Dastgyr, a Karachi-based B2B e-commerce platform that connects suppliers with retailers, has raised a $3.5 million in a seed round led by venture capital firm SOSV, a global venture capital firm providing multi-stage investment to develop and scale the big ideas for positive change.
“Our seed round was joined by strategic investors from around the world, including ADB Ventures, Seedstars, Edgebrook Partners, AlZayani Investments, and Tricap Investments,” announced the firm on social media.
With the fresh investment, the platform has planned to launch fintech products to grow and further assist people related to retailing business, including “a Buy Now Pay Later facility”.
To date, Dastgyr has secured a total of $4 million investment. It allows retailers to order over 2,000 stock-keeping units of wholesale inventory along with guaranteed next-day delivery and telephonic helpline support.

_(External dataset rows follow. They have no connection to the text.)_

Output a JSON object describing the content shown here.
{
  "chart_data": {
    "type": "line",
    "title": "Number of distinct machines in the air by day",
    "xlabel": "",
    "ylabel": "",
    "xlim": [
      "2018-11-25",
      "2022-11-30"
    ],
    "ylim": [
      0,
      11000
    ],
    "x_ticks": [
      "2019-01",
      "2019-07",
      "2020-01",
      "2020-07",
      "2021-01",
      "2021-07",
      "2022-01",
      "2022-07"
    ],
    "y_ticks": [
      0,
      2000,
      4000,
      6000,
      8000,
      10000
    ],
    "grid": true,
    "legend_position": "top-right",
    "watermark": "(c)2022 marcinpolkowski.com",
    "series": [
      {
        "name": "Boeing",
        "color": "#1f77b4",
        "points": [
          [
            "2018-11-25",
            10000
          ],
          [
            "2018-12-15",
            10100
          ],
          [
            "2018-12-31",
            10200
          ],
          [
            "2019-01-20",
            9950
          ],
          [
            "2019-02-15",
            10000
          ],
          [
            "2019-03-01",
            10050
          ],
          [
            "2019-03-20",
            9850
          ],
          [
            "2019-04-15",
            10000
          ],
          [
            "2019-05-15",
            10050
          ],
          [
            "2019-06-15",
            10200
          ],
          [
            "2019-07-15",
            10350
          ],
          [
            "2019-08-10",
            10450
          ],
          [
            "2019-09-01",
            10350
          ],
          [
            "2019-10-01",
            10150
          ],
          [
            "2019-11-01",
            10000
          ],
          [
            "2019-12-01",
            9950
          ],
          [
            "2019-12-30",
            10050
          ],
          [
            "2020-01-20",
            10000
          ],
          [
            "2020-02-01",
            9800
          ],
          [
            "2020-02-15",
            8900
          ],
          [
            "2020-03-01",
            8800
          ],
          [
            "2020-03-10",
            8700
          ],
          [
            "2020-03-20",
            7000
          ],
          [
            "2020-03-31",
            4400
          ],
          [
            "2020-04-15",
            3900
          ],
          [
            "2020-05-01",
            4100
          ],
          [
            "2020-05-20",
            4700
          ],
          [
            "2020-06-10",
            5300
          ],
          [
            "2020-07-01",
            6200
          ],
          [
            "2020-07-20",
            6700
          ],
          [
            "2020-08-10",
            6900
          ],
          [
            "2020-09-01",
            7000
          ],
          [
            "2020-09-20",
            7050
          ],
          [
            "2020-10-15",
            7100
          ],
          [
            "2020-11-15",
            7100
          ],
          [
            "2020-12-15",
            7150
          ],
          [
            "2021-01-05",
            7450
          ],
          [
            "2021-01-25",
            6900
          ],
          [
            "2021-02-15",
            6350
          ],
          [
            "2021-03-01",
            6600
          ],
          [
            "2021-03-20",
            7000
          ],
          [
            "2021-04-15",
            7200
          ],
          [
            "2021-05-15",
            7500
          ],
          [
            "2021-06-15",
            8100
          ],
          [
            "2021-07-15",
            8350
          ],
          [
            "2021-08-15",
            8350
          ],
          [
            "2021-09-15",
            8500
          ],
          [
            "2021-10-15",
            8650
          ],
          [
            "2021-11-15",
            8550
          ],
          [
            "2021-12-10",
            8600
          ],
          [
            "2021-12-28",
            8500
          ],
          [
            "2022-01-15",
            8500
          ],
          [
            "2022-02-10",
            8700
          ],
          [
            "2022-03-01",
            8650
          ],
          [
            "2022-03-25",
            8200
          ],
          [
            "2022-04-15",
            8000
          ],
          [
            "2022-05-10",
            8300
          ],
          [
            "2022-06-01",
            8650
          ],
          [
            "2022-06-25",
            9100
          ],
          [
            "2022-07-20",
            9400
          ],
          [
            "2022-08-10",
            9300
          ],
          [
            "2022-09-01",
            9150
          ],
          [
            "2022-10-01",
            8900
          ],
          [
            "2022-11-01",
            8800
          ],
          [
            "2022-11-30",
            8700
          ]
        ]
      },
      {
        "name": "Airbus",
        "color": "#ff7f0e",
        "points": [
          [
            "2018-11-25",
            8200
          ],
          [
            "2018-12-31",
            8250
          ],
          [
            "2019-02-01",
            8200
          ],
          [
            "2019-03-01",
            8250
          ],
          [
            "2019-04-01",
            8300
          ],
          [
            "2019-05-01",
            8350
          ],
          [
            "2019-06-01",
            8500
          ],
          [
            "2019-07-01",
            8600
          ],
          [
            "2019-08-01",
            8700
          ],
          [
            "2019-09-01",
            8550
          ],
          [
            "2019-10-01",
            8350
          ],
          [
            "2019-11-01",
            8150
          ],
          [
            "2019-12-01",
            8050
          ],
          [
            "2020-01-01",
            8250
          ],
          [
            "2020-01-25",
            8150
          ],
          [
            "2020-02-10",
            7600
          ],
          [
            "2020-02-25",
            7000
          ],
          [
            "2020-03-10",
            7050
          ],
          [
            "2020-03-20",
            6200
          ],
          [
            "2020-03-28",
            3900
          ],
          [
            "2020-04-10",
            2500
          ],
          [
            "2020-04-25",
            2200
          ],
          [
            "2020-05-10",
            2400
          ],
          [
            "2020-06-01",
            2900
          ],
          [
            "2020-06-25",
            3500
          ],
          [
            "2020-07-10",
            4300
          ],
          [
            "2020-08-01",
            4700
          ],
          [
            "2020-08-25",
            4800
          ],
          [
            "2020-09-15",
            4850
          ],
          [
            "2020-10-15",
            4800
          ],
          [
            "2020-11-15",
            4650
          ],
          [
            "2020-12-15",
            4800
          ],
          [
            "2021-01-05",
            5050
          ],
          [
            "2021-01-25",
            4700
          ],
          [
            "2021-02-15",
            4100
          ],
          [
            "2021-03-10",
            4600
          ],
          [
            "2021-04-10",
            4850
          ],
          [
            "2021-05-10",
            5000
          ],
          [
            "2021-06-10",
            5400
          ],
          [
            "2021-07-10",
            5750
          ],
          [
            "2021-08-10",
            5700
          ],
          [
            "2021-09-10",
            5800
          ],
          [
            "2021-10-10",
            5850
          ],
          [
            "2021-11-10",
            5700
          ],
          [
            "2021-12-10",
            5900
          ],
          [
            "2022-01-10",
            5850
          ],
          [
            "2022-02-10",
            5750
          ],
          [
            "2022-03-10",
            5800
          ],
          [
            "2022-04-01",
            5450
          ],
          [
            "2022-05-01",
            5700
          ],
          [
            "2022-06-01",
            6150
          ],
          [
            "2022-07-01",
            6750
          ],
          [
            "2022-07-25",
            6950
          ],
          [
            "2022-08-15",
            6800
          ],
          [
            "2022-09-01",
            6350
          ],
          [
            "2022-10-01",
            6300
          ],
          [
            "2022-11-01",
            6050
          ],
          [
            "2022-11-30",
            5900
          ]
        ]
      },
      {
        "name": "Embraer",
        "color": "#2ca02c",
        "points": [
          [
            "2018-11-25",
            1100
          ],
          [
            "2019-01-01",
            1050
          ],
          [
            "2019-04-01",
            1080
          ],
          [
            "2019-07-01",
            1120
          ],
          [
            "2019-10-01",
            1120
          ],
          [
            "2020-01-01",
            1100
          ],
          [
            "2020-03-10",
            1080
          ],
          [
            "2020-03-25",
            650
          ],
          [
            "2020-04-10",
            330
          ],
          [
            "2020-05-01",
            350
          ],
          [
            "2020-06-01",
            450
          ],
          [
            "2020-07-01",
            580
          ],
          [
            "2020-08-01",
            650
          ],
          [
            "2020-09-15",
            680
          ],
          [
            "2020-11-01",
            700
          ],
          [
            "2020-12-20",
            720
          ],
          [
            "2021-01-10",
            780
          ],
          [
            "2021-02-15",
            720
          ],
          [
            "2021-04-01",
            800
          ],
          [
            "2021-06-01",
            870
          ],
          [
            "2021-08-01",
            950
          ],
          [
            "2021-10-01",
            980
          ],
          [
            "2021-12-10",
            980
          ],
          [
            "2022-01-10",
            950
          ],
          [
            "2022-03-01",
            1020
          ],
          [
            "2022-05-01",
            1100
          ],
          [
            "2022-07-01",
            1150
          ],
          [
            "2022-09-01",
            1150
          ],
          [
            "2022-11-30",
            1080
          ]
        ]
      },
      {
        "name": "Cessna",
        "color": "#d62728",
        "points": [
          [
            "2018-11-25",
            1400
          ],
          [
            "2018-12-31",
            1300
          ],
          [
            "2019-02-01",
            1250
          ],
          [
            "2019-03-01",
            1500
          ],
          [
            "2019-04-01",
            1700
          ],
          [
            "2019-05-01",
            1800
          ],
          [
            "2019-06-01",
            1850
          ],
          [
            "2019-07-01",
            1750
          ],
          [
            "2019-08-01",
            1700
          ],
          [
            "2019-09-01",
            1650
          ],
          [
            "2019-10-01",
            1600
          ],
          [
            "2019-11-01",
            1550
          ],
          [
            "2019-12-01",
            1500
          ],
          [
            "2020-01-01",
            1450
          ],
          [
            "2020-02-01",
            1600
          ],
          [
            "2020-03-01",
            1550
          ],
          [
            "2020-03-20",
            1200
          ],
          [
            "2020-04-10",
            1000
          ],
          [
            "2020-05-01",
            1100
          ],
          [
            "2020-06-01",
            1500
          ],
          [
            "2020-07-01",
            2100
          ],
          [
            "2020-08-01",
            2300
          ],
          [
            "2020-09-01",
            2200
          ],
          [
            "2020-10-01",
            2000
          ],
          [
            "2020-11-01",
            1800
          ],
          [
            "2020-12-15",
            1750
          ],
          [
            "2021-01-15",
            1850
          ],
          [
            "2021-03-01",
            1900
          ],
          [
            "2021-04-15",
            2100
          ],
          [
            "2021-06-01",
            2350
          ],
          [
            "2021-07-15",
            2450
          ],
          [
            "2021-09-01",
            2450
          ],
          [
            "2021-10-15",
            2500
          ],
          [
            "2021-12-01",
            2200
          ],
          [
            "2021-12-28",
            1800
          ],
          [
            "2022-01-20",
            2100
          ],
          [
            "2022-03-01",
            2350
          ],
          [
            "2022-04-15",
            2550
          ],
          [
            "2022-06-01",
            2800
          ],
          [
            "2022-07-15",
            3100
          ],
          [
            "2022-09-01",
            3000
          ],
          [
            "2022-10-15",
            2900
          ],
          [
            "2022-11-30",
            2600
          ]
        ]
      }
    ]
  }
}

Fast-moving consumer goods, stationery products, and mobile accessories are some of the categories available on the company’s online app.
The team of Dastgyr comprises former members of tech startups like Daraz, Careem, and Airlift. Currently, Dastgyr has 280 employees.
“Over the past 12 months, we’ve worked closely with London-based advisors EquiTie LLC to enable this funding round and optimize the path to scalability,” the firm announced.
“Pakistan is seeing the same patterns as India five years ago and China 10 years ago: With 75% of the population owning a smartphone, the first movers in mobile-first services will be the winners,” said William Bao Bean, general manager at SOSV.
Since its launch in 2020, Dastgyr, which operates in Karachi and Lahore, has facilitated about 30,000 customers.
The company said that at present, its investment to gross merchandise value ratio is US$1:US$58. So far, it has clocked 5,240 daily active users at an average of 10,000 daily sessions.
Typically, the average small and medium-sized enterprise (SME) retailer has a total monthly working capital of US$2,000 to US$3,000 with no access to external funds, the company said in a statement.